24 horas de polémica junto a El Sadar
Dejar el coche como cada día antes de ir a trabajar para, al volver, comprobar que la grúa se lo ha llevado. ¿El motivo? Partido de Osasuna por la noche y la norma de no poder aparcar 24 horas antes. Vecinos, miembros de la UPNA y el Defensor del Pueblo lo tildan de “desmedido”


Publicado el 31/10/2023 a las 05:00
Si usted es futbolero y apasionado de Osasuna, para nada le pillará de nuevas. Y es que la norma decretada por el Ayuntamiento de Pamplona en la que prohíbe aparcar en las inmediaciones de El Sadar durante las 24 horas previas a un partido no es nueva en absoluto. De hecho, ya venía coleando desde enero de 2017, cuando las primeras restricciones al estacionamiento ya se pusieron en marcha. En aquel momento, durante el tiempo que durasen los partidos de fútbol.

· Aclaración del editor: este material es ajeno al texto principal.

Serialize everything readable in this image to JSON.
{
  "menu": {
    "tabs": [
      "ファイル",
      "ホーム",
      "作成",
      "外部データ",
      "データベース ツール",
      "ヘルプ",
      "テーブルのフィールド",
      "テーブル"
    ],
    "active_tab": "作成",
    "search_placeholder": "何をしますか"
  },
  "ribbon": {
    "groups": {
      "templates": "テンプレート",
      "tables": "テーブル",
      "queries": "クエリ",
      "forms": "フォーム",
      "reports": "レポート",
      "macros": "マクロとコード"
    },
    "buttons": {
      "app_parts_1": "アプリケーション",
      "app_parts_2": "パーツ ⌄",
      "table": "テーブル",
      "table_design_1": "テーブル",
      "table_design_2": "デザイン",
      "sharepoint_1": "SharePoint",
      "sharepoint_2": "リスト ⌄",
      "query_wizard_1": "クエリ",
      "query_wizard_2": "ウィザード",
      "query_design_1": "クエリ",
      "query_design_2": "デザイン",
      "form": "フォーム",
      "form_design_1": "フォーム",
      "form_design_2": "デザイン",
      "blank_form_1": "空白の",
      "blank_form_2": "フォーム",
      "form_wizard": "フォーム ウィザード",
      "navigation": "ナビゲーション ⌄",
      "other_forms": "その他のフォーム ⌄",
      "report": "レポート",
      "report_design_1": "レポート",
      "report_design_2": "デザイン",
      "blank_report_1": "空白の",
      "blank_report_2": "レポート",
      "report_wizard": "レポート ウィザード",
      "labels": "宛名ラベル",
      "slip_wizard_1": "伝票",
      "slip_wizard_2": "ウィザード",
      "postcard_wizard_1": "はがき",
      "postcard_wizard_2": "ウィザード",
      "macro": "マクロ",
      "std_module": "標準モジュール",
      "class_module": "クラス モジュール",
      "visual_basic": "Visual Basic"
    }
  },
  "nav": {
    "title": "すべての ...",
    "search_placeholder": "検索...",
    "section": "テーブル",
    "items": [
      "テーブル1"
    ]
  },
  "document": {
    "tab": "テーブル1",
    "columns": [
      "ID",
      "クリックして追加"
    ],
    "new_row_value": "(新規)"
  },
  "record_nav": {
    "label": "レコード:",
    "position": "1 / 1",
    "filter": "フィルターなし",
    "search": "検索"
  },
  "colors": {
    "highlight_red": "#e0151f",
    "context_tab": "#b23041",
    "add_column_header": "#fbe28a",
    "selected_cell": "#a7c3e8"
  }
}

Unos años más tarde, en febrero de 2022, el consistorio movió ficha y extendió la prohibición a las 24 horas previas a cualquier encuentro disputado en casa en las calles contiguas al estadio por cuestiones de seguridad. Esto es, Eladio Cilveti, Sadar y Ana de Velasco. Con el contexto sobre la mesa, también podría suceder que alguien, cualquiera, no estuviera al tanto del calendario deportivo. Es lo que le sucedió a una trabajadora de la Universidad Pública de Navarra.

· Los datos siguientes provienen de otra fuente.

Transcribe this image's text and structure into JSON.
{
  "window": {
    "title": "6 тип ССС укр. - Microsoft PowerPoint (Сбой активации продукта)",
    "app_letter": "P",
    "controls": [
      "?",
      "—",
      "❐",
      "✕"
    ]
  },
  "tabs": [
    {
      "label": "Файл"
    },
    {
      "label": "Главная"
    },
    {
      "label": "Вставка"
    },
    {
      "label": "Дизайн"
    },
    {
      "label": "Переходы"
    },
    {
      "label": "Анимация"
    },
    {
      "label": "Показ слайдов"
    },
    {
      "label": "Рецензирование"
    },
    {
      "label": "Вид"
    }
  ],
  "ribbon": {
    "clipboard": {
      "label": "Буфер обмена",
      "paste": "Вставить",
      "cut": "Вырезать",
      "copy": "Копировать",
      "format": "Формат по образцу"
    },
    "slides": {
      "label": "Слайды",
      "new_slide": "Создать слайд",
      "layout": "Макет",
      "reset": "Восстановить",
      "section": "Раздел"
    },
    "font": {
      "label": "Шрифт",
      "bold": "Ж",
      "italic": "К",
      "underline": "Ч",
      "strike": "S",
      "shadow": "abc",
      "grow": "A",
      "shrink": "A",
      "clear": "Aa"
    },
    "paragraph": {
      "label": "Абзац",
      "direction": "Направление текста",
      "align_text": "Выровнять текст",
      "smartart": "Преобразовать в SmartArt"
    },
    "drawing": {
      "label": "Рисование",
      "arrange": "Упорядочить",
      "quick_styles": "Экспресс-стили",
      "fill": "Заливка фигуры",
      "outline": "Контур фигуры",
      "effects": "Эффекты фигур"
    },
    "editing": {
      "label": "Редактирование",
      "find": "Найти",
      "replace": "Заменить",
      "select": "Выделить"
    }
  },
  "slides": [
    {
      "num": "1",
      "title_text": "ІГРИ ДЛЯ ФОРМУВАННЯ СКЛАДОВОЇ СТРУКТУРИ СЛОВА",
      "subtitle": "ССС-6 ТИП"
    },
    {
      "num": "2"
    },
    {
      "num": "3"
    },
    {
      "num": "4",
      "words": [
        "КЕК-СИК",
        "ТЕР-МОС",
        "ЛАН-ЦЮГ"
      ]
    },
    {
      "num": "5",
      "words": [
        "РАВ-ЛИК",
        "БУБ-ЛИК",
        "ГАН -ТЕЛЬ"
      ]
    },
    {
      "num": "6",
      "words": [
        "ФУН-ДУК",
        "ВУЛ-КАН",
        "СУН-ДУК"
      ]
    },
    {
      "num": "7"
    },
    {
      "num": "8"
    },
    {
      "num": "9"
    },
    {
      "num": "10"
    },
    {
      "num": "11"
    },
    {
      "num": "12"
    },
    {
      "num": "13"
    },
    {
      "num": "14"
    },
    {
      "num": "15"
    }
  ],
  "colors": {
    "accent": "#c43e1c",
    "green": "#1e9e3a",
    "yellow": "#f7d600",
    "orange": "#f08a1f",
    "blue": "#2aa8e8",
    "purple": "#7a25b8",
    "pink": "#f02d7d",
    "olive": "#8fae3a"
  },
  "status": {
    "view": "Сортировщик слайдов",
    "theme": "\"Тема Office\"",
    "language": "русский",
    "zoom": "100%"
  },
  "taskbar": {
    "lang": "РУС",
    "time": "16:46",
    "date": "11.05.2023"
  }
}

Dadas las dificultades para aparcar en las inmediaciones de la zona académica, la funcionaria, que desconocía que el equipo jugaba a las 21.30 horas, dejó su vehículo en la calle Ana de Velasco a primera hora de la mañana. Al finalizar su jornada laboral, fue al lugar donde había estacionado el vehículo y se encontró que, en su lugar, había una pegatina que indicaba que el coche había sido retirado por el servicio municipal de grúa.
HÁBITOS DIARIOS
El vehículo fue retirado a las 13:35 horas y la trabajadora acudió a recogerlo a las tres de la tarde. Pero, a ojos del Defensor del Pueblo, el vehículo estacionado en modo alguno constituía un peligro u obstáculo al tráfico de peatones, vehículos o animales.
Además, queda probado que en el momento en el que la trabajadora de la UPNA dejó el coche a primera hora del día, la señalización que se encontraría después no existía. Concretamente porque la zona estaba acordonada con vallas y cintas del Ayuntamiento de Pamplona, haciendo imposible estacionar en la totalidad de la calle Ana de Velasco.

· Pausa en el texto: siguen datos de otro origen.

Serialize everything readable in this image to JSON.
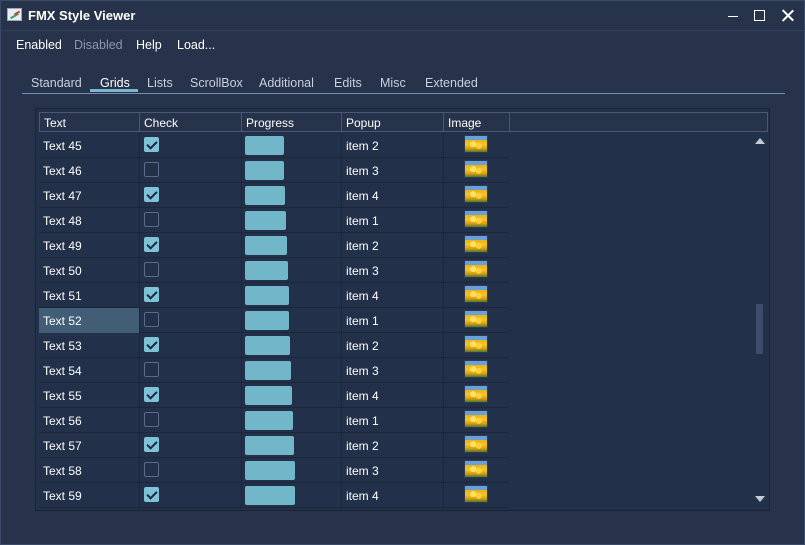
{
  "window": {
    "title": "FMX Style Viewer"
  },
  "menubar": {
    "items": [
      {
        "label": "Enabled",
        "disabled": false
      },
      {
        "label": "Disabled",
        "disabled": true
      },
      {
        "label": "Help",
        "disabled": false
      },
      {
        "label": "Load...",
        "disabled": false
      }
    ]
  },
  "tabs": [
    {
      "label": "Standard",
      "active": false
    },
    {
      "label": "Grids",
      "active": true
    },
    {
      "label": "Lists",
      "active": false
    },
    {
      "label": "ScrollBox",
      "active": false
    },
    {
      "label": "Additional",
      "active": false
    },
    {
      "label": "Edits",
      "active": false
    },
    {
      "label": "Misc",
      "active": false
    },
    {
      "label": "Extended",
      "active": false
    }
  ],
  "grid": {
    "columns": [
      "Text",
      "Check",
      "Progress",
      "Popup",
      "Image",
      ""
    ],
    "selected_row_text": "Text 52",
    "rows": [
      {
        "text": "Text 45",
        "checked": true,
        "progress": 45,
        "popup": "item 2"
      },
      {
        "text": "Text 46",
        "checked": false,
        "progress": 46,
        "popup": "item 3"
      },
      {
        "text": "Text 47",
        "checked": true,
        "progress": 47,
        "popup": "item 4"
      },
      {
        "text": "Text 48",
        "checked": false,
        "progress": 48,
        "popup": "item 1"
      },
      {
        "text": "Text 49",
        "checked": true,
        "progress": 49,
        "popup": "item 2"
      },
      {
        "text": "Text 50",
        "checked": false,
        "progress": 50,
        "popup": "item 3"
      },
      {
        "text": "Text 51",
        "checked": true,
        "progress": 51,
        "popup": "item 4"
      },
      {
        "text": "Text 52",
        "checked": false,
        "progress": 52,
        "popup": "item 1"
      },
      {
        "text": "Text 53",
        "checked": true,
        "progress": 53,
        "popup": "item 2"
      },
      {
        "text": "Text 54",
        "checked": false,
        "progress": 54,
        "popup": "item 3"
      },
      {
        "text": "Text 55",
        "checked": true,
        "progress": 55,
        "popup": "item 4"
      },
      {
        "text": "Text 56",
        "checked": false,
        "progress": 56,
        "popup": "item 1"
      },
      {
        "text": "Text 57",
        "checked": true,
        "progress": 57,
        "popup": "item 2"
      },
      {
        "text": "Text 58",
        "checked": false,
        "progress": 58,
        "popup": "item 3"
      },
      {
        "text": "Text 59",
        "checked": true,
        "progress": 59,
        "popup": "item 4"
      }
    ]
  },
  "icons": {
    "app": "app-icon",
    "minimize": "minimize-icon",
    "maximize": "maximize-icon",
    "close": "close-icon",
    "row_image": "flowers-thumbnail-icon"
  },
  "colors": {
    "background": "#27324b",
    "accent": "#7fc3d8",
    "progress": "#72b6ca",
    "selected_cell": "#415e76"
  }
}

Es por ello que a ojos del Defensor del Pueblo, la retirada del vehículo no resultó una medida proporcional. Por un lado, dice que debido a la escasez de aparcamientos disponibles en la zona, la calle Ana de Velasco, así como el resto de vías ubicadas en las inmediaciones de la Universidad Pública de Navarra, son utilizadas habitualmente por parte de empleados y alumnos para aparcar sus vehículos.
De este modo, al no existir al comienzo del día una señalización idónea de la prohibición de estacionar, la autora de la queja, así como cualquier otro miembro de la UPNA, no habría podido prever que ese día estaba prohibido hacer lo que habitualmente realiza.
Incluso en el supuesto de que hubiera tenido conocimiento de que ese día se celebraba un partido de fútbol en El Sadar, prosigue el documento elaborado por el Defensor del Pueblo, difícilmente habría podido prever que la existencia de una eventual limitación a dejar el coche en la calle Ana de Velasco le afectaría, ya que el partido se celebraba a las 21:30 y ella salía de su trabajo a las 15 horas.
Es decir, existía tiempo más que suficiente para que la vía estuviera vacía antes del encuentro. Es por ello que pide al consistorio que deje sin efecto la sanción interpuesta.
“El barrio se colapsa y los vecinos seguimos teniendo las de perder”
Preguntados algunos de los vecinos que residen en las inmediaciones, la tendencia es clara: aparcar en las inmediaciones del estadio resulta “muy complicado” en días de partido. “Todo empeoró tras el cierre del solar de la calle Extremadura”, valora María de los Ángeles Sicilia, haciendo referencia a uno de los laterales traseros junto al estadio y próximo al centro Infanta Elena. “Son muchos los aficionados que vienen, así que o mejoran las conexiones o dejan más margen”, añade Valentín Zurbano, quien insiste en no perder la tesitura de que, unos metros más adelante, se celebran conciertos, competiciones y diferentes eventos que también reúnen a un número importante de personas. “Este sector de la Milagrosa se colapsa y los vecinos seguimos teniendo las de perder”, entiende José Mari Alzania.